Syllabus
Phenomenology of critical phenomena, order parameter, critical temperature, singular behaviour near critical temperature, critical exponents, universality. Scaling hypothesis and scaling relations, universality classes.
Ising model and equivalent models, Bragg-Williams mean field approximations, mean field critical exponents, exact solution in 1D. High temperature expansions, analysis of series.
Markov process, stochastic differential equations, Fokker-Planck equation, Langevin equation, kinetic Ising model, phase ordering, Glauber and Kawasaki dynamics.
Dynamic scaling: examples of time evolution of interfaces in experiments and discrete models, roughness, growth and dynamical exponents. Dynamical universality classes in growth: random deposition, Edwards-Wilkinson equation, Kardar-Parisi-Zhang equation.
Cellular automata and self-organized criticality, game of life, sand piles, BTW model, asymmetric exclusion model and other traffic problems.
Network theory: Erdös-Rényiho model, small worlds, scale-free networks, robustness of networks, examples: internet, social networks, power grids, multi-agent systems.

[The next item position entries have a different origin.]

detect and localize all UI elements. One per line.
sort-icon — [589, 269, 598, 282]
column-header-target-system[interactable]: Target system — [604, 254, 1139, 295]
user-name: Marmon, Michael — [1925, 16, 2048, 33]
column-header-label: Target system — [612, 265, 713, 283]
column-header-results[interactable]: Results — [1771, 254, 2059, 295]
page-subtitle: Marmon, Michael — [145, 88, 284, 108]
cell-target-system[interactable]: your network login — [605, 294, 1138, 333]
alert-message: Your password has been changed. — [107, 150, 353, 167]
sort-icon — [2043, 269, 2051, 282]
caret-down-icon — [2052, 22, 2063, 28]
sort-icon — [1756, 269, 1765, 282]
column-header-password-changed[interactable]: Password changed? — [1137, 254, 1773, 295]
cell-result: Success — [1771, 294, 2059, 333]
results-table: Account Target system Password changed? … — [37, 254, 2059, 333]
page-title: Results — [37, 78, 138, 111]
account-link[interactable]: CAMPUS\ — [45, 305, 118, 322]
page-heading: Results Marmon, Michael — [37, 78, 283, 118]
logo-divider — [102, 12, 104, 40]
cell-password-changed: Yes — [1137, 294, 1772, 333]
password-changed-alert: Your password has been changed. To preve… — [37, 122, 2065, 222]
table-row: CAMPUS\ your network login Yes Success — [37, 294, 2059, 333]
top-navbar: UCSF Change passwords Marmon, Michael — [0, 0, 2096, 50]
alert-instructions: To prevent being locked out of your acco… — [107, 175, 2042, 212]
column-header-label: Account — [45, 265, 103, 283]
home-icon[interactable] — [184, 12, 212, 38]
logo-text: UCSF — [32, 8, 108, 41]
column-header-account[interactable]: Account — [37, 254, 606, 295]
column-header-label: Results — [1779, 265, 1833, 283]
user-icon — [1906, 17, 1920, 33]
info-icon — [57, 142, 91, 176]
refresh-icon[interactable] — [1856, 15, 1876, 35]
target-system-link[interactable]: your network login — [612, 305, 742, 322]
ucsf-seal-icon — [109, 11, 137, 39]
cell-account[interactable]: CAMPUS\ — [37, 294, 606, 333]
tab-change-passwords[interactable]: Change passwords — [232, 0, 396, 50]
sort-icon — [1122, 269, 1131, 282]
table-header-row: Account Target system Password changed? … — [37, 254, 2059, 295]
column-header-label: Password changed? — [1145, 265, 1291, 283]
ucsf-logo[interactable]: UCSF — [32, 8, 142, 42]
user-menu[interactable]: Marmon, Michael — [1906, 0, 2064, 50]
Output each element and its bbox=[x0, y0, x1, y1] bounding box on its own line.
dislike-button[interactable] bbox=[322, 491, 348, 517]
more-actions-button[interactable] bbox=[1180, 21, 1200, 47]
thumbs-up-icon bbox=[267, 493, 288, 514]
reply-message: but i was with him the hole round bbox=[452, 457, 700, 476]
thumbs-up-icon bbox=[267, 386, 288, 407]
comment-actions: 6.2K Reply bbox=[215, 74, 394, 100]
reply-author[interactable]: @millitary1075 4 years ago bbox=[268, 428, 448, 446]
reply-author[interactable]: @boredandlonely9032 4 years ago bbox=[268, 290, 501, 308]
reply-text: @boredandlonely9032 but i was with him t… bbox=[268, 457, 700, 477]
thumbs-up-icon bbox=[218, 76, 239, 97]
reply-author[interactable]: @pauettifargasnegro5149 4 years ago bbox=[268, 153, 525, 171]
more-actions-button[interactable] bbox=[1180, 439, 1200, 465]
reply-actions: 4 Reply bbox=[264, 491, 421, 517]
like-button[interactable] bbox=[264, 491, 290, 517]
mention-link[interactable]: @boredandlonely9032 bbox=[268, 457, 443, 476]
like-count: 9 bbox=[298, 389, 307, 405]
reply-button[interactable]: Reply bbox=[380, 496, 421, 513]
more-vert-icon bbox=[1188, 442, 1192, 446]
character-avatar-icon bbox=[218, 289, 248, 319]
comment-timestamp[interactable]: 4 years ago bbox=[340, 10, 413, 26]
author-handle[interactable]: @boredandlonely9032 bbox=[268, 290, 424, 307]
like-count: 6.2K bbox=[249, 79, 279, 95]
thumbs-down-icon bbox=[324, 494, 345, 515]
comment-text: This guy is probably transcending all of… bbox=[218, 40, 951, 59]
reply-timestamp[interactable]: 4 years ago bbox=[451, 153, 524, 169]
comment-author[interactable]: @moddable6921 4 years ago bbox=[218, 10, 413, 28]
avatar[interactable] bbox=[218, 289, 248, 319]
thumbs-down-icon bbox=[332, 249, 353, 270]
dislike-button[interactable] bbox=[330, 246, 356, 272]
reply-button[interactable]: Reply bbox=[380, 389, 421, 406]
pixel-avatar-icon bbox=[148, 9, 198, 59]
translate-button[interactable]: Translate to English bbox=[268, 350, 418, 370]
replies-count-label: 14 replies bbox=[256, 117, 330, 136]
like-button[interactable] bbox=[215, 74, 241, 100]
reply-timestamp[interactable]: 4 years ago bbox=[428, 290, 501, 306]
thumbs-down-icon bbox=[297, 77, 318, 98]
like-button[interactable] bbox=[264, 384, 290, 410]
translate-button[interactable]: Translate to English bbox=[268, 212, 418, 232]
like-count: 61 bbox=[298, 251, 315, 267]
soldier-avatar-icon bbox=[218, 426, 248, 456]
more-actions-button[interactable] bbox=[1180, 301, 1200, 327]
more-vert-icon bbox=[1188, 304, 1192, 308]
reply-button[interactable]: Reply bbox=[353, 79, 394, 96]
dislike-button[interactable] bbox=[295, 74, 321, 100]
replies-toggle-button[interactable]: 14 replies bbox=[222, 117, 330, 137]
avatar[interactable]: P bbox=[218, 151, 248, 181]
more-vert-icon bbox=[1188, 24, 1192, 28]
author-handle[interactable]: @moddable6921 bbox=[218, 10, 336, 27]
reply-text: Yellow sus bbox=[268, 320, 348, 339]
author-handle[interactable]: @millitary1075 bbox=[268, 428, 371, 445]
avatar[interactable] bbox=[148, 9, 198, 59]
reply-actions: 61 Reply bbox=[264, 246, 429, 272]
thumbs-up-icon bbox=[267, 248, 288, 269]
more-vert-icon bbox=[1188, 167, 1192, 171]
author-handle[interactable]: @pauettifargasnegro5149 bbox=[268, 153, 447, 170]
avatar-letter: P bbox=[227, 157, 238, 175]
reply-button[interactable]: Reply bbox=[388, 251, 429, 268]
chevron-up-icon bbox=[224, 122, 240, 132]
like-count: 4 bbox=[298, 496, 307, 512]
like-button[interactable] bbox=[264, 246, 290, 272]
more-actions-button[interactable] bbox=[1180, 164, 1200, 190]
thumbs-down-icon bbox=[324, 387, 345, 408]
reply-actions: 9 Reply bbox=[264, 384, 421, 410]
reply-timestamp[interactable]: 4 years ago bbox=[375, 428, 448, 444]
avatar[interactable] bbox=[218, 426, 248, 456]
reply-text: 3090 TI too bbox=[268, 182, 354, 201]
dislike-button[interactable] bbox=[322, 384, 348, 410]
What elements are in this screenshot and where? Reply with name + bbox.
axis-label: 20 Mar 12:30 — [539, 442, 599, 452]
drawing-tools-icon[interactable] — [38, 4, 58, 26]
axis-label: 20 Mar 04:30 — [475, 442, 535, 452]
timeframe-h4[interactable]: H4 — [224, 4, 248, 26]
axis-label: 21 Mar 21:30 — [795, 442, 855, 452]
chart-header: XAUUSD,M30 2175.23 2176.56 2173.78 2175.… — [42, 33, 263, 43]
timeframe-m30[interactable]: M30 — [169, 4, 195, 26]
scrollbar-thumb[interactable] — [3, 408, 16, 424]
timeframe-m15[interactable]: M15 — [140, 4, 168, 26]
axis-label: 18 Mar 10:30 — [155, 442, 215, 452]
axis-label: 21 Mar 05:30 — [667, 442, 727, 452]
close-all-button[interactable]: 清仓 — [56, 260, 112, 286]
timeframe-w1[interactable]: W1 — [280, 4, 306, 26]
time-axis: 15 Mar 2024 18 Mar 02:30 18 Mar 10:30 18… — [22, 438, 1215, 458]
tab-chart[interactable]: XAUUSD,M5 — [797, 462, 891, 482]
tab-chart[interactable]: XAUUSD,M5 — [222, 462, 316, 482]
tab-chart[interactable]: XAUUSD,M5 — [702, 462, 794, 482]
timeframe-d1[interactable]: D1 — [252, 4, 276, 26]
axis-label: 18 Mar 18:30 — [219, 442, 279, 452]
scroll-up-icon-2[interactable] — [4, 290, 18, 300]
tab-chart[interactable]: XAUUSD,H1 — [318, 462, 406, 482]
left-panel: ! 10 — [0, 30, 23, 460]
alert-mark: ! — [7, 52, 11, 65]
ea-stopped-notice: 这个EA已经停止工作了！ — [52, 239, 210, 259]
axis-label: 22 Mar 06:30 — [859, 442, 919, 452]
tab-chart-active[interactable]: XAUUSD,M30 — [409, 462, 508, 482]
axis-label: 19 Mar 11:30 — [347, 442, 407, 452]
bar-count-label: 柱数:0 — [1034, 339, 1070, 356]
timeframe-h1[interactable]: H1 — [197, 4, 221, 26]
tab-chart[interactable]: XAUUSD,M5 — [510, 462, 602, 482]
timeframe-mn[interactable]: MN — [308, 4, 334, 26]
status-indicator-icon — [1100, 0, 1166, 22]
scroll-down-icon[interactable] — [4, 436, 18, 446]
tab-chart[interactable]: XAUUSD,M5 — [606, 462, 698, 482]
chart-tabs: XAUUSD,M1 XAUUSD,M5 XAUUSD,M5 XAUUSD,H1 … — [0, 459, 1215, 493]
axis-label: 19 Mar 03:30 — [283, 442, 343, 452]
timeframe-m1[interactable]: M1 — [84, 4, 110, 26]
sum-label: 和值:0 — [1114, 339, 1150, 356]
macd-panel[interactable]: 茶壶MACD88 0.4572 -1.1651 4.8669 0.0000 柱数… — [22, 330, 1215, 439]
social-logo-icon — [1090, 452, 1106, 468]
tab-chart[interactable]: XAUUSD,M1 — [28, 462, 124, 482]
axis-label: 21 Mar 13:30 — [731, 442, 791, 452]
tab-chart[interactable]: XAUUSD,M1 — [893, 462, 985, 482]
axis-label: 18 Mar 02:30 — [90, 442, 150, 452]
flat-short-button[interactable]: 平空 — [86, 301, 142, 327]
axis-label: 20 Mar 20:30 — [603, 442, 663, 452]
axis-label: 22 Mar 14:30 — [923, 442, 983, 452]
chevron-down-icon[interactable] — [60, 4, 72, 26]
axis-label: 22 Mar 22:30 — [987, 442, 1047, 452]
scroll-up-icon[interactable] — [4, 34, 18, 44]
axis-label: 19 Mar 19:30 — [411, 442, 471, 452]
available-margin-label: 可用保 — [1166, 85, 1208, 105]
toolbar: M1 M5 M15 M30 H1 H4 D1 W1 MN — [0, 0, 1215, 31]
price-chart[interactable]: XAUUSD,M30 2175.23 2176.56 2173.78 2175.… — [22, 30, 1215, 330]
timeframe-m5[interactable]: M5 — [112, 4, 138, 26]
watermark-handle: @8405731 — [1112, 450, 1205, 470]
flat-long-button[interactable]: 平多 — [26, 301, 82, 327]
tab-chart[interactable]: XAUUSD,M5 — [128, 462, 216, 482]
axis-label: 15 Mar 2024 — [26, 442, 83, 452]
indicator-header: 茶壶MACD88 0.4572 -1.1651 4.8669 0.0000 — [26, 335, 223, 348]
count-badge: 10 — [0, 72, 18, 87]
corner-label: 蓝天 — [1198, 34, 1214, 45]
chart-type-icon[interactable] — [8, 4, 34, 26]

Combinatorial Optimization: P-NP-NP complete problems, simulated annealing. Applications: spin glasses, traveling salesman problem, K-SAT.
Annotation
We introduce new trends in applications of equilibrium and nonequilibrium statistical physics, which applies also in many non-traditional areas which are usually called "complexity science". First we explain the critical behavior in the equilibrium case, including the methods of calculations for model systems. After explaining the fundamentals of stochastic processes, we will deal with selected problems of nonequilibrium statistical physics and complex systems: dynamical scaling, cellular automata, random networks, optimization problems.
For the 4th and 5th year of the TF study.